- January 11, 2011
- Posted by: Seth Heyman
- Category: Marketing & Advertising Law
On January 10, 2011, Dean Graybill, attorney for the Federal Trade Commission’s Western Regional Office, gave a presentation that highlighted the Commission’s current enforcement priorities. These are the types of offers that are currently under the regulatory microscope:
1. Financial Offers: Offers to resolve consumer financial issues, such as grants, biz op offers, loan modification services, debt settlement, debt consolidation, and tax settlement are number one on the list, because consumers who respond to these offers are often in such dire financial circumstances, and are hence more vulnerable to scams. Providers and sellers of these services must therefore establish and maintain vigilant compliance procedures.
2. Negative Option Plans, Discount Membership Clubs, and Upsells: The main issue with these products lies with the fact that consumers are not properly informed about the true nature of the offer. These arrangements can be complicated, and special attention should be taken to ensure that the material terms of the offer are spelled out in plain English.
3. Dietary Supplements: A perennial enforcement favorite, diet supplements always draw special attention because of the health benefit claims, which must be supported by demonstrable, objective evidence (i.e., blind clinical studies), if they are to withstand scrutiny. The old standby disclaimer, “results not typical,” will no longer suffice.
4. Free Trials: A “free trial” promotion is often an element of other types of offers, such as negative option billing plans. The issue here is disclosure, or rather lack thereof, along with confusing and contradictory cancellation policies.
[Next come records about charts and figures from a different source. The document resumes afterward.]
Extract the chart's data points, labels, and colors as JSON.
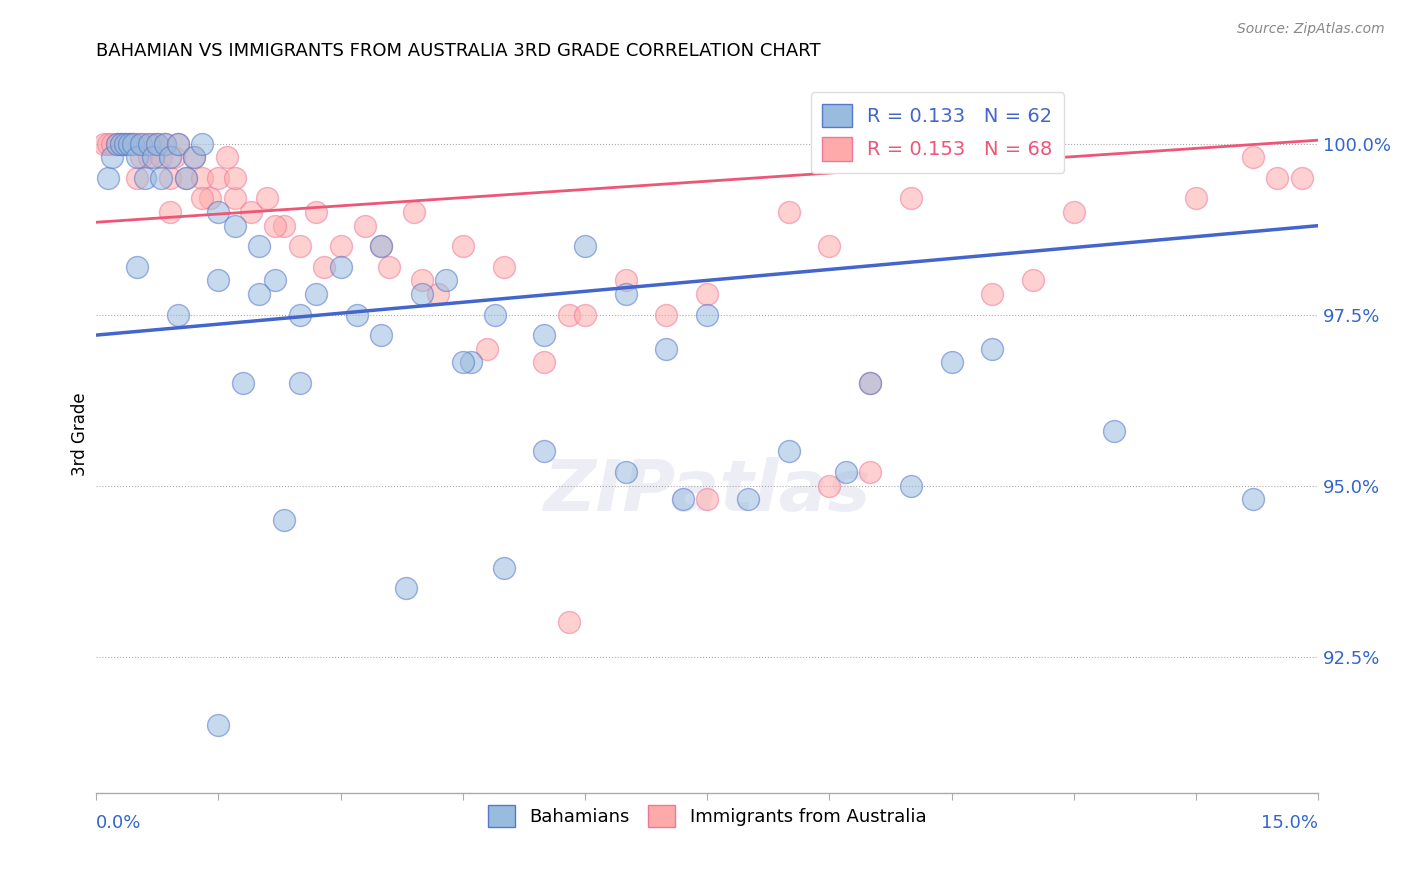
{
  "title": "BAHAMIAN VS IMMIGRANTS FROM AUSTRALIA 3RD GRADE CORRELATION CHART",
  "source": "Source: ZipAtlas.com",
  "ylabel": "3rd Grade",
  "xmin": 0.0,
  "xmax": 15.0,
  "ymin": 90.5,
  "ymax": 101.0,
  "yticks": [
    92.5,
    95.0,
    97.5,
    100.0
  ],
  "ytick_labels": [
    "92.5%",
    "95.0%",
    "97.5%",
    "100.0%"
  ],
  "blue_R": 0.133,
  "blue_N": 62,
  "pink_R": 0.153,
  "pink_N": 68,
  "blue_color": "#99BBDD",
  "pink_color": "#FFAAAA",
  "blue_edge_color": "#5577CC",
  "pink_edge_color": "#EE7799",
  "blue_line_color": "#4466CC",
  "pink_line_color": "#EE5577",
  "legend_label_blue": "Bahamians",
  "legend_label_pink": "Immigrants from Australia",
  "blue_line_x0": 0.0,
  "blue_line_y0": 97.2,
  "blue_line_x1": 15.0,
  "blue_line_y1": 98.8,
  "pink_line_x0": 0.0,
  "pink_line_y0": 98.85,
  "pink_line_x1": 15.0,
  "pink_line_y1": 100.05,
  "blue_scatter_x": [
    0.15,
    0.2,
    0.25,
    0.3,
    0.35,
    0.4,
    0.45,
    0.5,
    0.55,
    0.6,
    0.65,
    0.7,
    0.75,
    0.8,
    0.85,
    0.9,
    1.0,
    1.1,
    1.2,
    1.3,
    1.5,
    1.7,
    2.0,
    2.2,
    2.5,
    2.7,
    3.0,
    3.2,
    3.5,
    4.0,
    4.3,
    4.6,
    4.9,
    5.5,
    6.0,
    6.5,
    7.0,
    7.5,
    8.0,
    9.5,
    10.5,
    11.0,
    12.5,
    14.2,
    0.5,
    1.0,
    1.5,
    2.0,
    2.5,
    3.5,
    4.5,
    5.5,
    6.5,
    7.2,
    8.5,
    9.2,
    10.0,
    1.8,
    2.3,
    3.8,
    5.0,
    1.5
  ],
  "blue_scatter_y": [
    99.5,
    99.8,
    100.0,
    100.0,
    100.0,
    100.0,
    100.0,
    99.8,
    100.0,
    99.5,
    100.0,
    99.8,
    100.0,
    99.5,
    100.0,
    99.8,
    100.0,
    99.5,
    99.8,
    100.0,
    99.0,
    98.8,
    98.5,
    98.0,
    97.5,
    97.8,
    98.2,
    97.5,
    98.5,
    97.8,
    98.0,
    96.8,
    97.5,
    97.2,
    98.5,
    97.8,
    97.0,
    97.5,
    94.8,
    96.5,
    96.8,
    97.0,
    95.8,
    94.8,
    98.2,
    97.5,
    98.0,
    97.8,
    96.5,
    97.2,
    96.8,
    95.5,
    95.2,
    94.8,
    95.5,
    95.2,
    95.0,
    96.5,
    94.5,
    93.5,
    93.8,
    91.5
  ],
  "pink_scatter_x": [
    0.1,
    0.15,
    0.2,
    0.25,
    0.3,
    0.35,
    0.4,
    0.45,
    0.5,
    0.55,
    0.6,
    0.65,
    0.7,
    0.75,
    0.8,
    0.85,
    0.9,
    0.95,
    1.0,
    1.1,
    1.2,
    1.3,
    1.4,
    1.5,
    1.6,
    1.7,
    1.9,
    2.1,
    2.3,
    2.5,
    2.7,
    3.0,
    3.3,
    3.6,
    3.9,
    4.2,
    4.5,
    5.0,
    5.8,
    6.5,
    7.5,
    8.5,
    9.0,
    10.0,
    12.0,
    14.5,
    0.5,
    0.9,
    1.3,
    1.7,
    2.2,
    2.8,
    3.5,
    4.0,
    5.5,
    7.0,
    9.5,
    11.0,
    4.8,
    6.0,
    7.5,
    9.5,
    11.5,
    13.5,
    14.8,
    5.8,
    14.2,
    9.0
  ],
  "pink_scatter_y": [
    100.0,
    100.0,
    100.0,
    100.0,
    100.0,
    100.0,
    100.0,
    100.0,
    100.0,
    99.8,
    100.0,
    99.8,
    100.0,
    100.0,
    99.8,
    100.0,
    99.5,
    99.8,
    100.0,
    99.5,
    99.8,
    99.5,
    99.2,
    99.5,
    99.8,
    99.2,
    99.0,
    99.2,
    98.8,
    98.5,
    99.0,
    98.5,
    98.8,
    98.2,
    99.0,
    97.8,
    98.5,
    98.2,
    97.5,
    98.0,
    97.8,
    99.0,
    98.5,
    99.2,
    99.0,
    99.5,
    99.5,
    99.0,
    99.2,
    99.5,
    98.8,
    98.2,
    98.5,
    98.0,
    96.8,
    97.5,
    96.5,
    97.8,
    97.0,
    97.5,
    94.8,
    95.2,
    98.0,
    99.2,
    99.5,
    93.0,
    99.8,
    95.0
  ]
}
The watchword here is up front disclosure. Will anything show up on a credit card bill? If so, it’s not free.
5. Affiliate Deception: Merchants often look the other way when affiliates dance across the line when advertising their products. The FTC holds everyone in the chain of commerce responsible for any marketing violations, so merchants themselves cannot sit idly by with their proverbial heads in the sand. If you don’t have an effective affiliate compliance manager, hire one now.
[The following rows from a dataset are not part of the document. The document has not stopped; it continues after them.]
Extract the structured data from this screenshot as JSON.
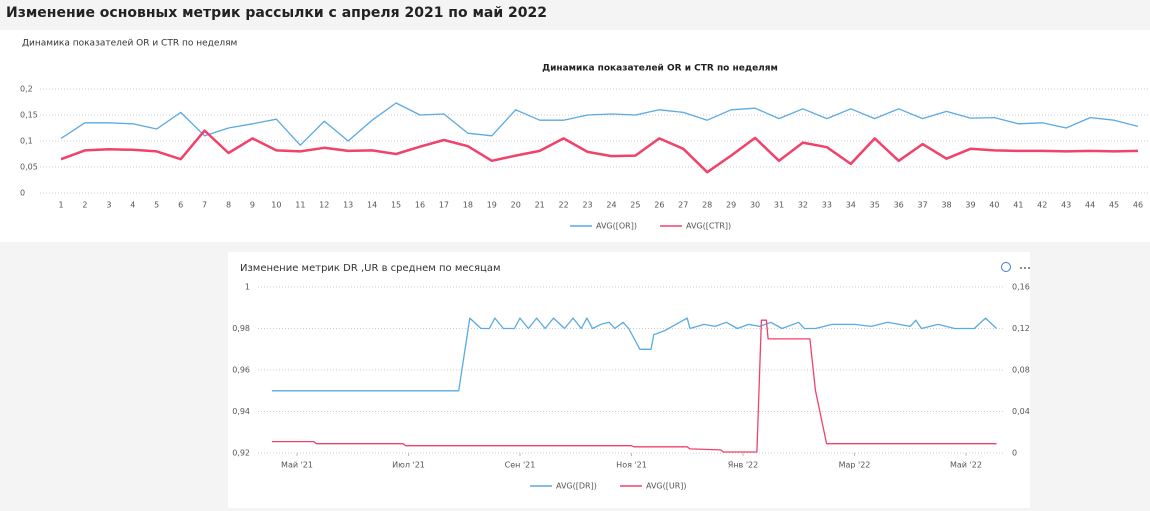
{
  "header": {
    "title": "Изменение основных метрик рассылки с апреля 2021 по май 2022"
  },
  "chart_data": [
    {
      "type": "line",
      "panel_title": "Динамика показателей OR и CTR по неделям",
      "title": "Динамика показателей OR и CTR по неделям",
      "categories": [
        1,
        2,
        3,
        4,
        5,
        6,
        7,
        8,
        9,
        10,
        11,
        12,
        13,
        14,
        15,
        16,
        17,
        18,
        19,
        20,
        21,
        22,
        23,
        24,
        25,
        26,
        27,
        28,
        29,
        30,
        31,
        32,
        33,
        34,
        35,
        36,
        37,
        38,
        39,
        40,
        41,
        42,
        43,
        44,
        45,
        46
      ],
      "series": [
        {
          "name": "AVG([OR])",
          "color": "#5aaae3",
          "values": [
            0.105,
            0.135,
            0.135,
            0.133,
            0.123,
            0.155,
            0.11,
            0.125,
            0.133,
            0.142,
            0.092,
            0.138,
            0.1,
            0.14,
            0.173,
            0.15,
            0.152,
            0.115,
            0.11,
            0.16,
            0.14,
            0.14,
            0.15,
            0.152,
            0.15,
            0.16,
            0.155,
            0.14,
            0.16,
            0.163,
            0.143,
            0.162,
            0.143,
            0.162,
            0.143,
            0.162,
            0.143,
            0.157,
            0.144,
            0.145,
            0.133,
            0.135,
            0.125,
            0.145,
            0.14,
            0.128
          ]
        },
        {
          "name": "AVG([CTR])",
          "color": "#f0426a",
          "values": [
            0.065,
            0.082,
            0.084,
            0.083,
            0.08,
            0.065,
            0.12,
            0.077,
            0.105,
            0.082,
            0.08,
            0.087,
            0.081,
            0.082,
            0.075,
            0.089,
            0.102,
            0.09,
            0.062,
            0.072,
            0.081,
            0.105,
            0.079,
            0.071,
            0.072,
            0.105,
            0.085,
            0.04,
            0.072,
            0.106,
            0.062,
            0.097,
            0.088,
            0.056,
            0.105,
            0.062,
            0.094,
            0.066,
            0.085,
            0.082,
            0.081,
            0.081,
            0.08,
            0.081,
            0.08,
            0.081
          ]
        }
      ],
      "ylim": [
        0,
        0.2
      ],
      "yticks": [
        0,
        {
          "value": 0.05,
          "label": "0,05"
        },
        {
          "value": 0.1,
          "label": "0,1"
        },
        {
          "value": 0.15,
          "label": "0,15"
        },
        {
          "value": 0.2,
          "label": "0,2"
        }
      ],
      "grid": true,
      "legend": "bottom"
    },
    {
      "type": "line",
      "title": "Изменение метрик DR ,UR в среднем по месяцам",
      "series": [
        {
          "name": "AVG([DR])",
          "color": "#5aaae3",
          "x": [
            4.55,
            7.9,
            8.1,
            8.3,
            8.45,
            8.55,
            8.7,
            8.9,
            9.0,
            9.15,
            9.3,
            9.45,
            9.6,
            9.8,
            9.95,
            10.1,
            10.2,
            10.3,
            10.45,
            10.6,
            10.7,
            10.85,
            10.95,
            11.05,
            11.15,
            11.35,
            11.4,
            11.6,
            12.0,
            12.05,
            12.3,
            12.5,
            12.7,
            12.9,
            13.1,
            13.3,
            13.5,
            13.7,
            14.0,
            14.1,
            14.3,
            14.6,
            15.0,
            15.3,
            15.6,
            16.0,
            16.1,
            16.2,
            16.5,
            16.8,
            17.15,
            17.35,
            17.55
          ],
          "values": [
            0.95,
            0.95,
            0.985,
            0.98,
            0.98,
            0.985,
            0.98,
            0.98,
            0.985,
            0.98,
            0.985,
            0.98,
            0.985,
            0.98,
            0.985,
            0.98,
            0.985,
            0.98,
            0.982,
            0.983,
            0.98,
            0.983,
            0.98,
            0.975,
            0.97,
            0.97,
            0.977,
            0.979,
            0.985,
            0.98,
            0.982,
            0.981,
            0.983,
            0.98,
            0.982,
            0.981,
            0.983,
            0.98,
            0.983,
            0.98,
            0.98,
            0.982,
            0.982,
            0.981,
            0.983,
            0.981,
            0.984,
            0.98,
            0.982,
            0.98,
            0.98,
            0.985,
            0.98
          ]
        },
        {
          "name": "AVG([UR])",
          "color": "#f0426a",
          "axis": "y2",
          "x": [
            4.55,
            5.3,
            5.35,
            6.9,
            6.95,
            11.0,
            11.05,
            12.0,
            12.05,
            12.6,
            12.65,
            13.25,
            13.33,
            13.42,
            13.45,
            14.2,
            14.3,
            14.5,
            17.55
          ],
          "values": [
            0.011,
            0.011,
            0.009,
            0.009,
            0.007,
            0.007,
            0.006,
            0.006,
            0.004,
            0.003,
            0.001,
            0.001,
            0.128,
            0.128,
            0.11,
            0.11,
            0.06,
            0.009,
            0.009
          ]
        }
      ],
      "xlim": [
        4.3,
        17.7
      ],
      "xticks": [
        {
          "value": 5,
          "label": "Май '21"
        },
        {
          "value": 7,
          "label": "Июл '21"
        },
        {
          "value": 9,
          "label": "Сен '21"
        },
        {
          "value": 11,
          "label": "Ноя '21"
        },
        {
          "value": 13,
          "label": "Янв '22"
        },
        {
          "value": 15,
          "label": "Мар '22"
        },
        {
          "value": 17,
          "label": "Май '22"
        }
      ],
      "ylim": [
        0.92,
        1
      ],
      "yticks": [
        {
          "value": 0.92,
          "label": "0,92"
        },
        {
          "value": 0.94,
          "label": "0,94"
        },
        {
          "value": 0.96,
          "label": "0,96"
        },
        {
          "value": 0.98,
          "label": "0,98"
        },
        1
      ],
      "y2lim": [
        0,
        0.16
      ],
      "y2ticks": [
        0,
        {
          "value": 0.04,
          "label": "0,04"
        },
        {
          "value": 0.08,
          "label": "0,08"
        },
        {
          "value": 0.12,
          "label": "0,12"
        },
        {
          "value": 0.16,
          "label": "0,16"
        }
      ],
      "grid": true,
      "legend": "bottom"
    }
  ]
}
6. CAN-SPAM: Spam numbers are way down, but that doesn’t mean that regulators are satisfied that the problem is under control. Keep a close eye on your e-mail marketing campaigns, and don’t let anything slip by.
7. Privacy: This is a topic that’s at the forefront of change. Major legal developments will be taking place over the course of the next few months in the privacy arena, which will doubtless enhance the FTC’s already significant enforcement jurisdiction. Stay tuned as those changes unfold, and count on the enforcement of privacy regulations to creep its way up the priority list.
8. Penny Auctions: This is a rapidly growing area of concern for regulators. Also known as a bidding fee auction, Penny Auction participants pay a non-refundable fee to place small bids for merchandise being sold. When the listing time expires, the last participant to have placed a bid wins the item, and pays the sale price. The good news is that the sale price is often lower than the retail price of the merchandise. The bad news is that consumers are paying fees regardless of whether they win or lose, and only one person can win at a time.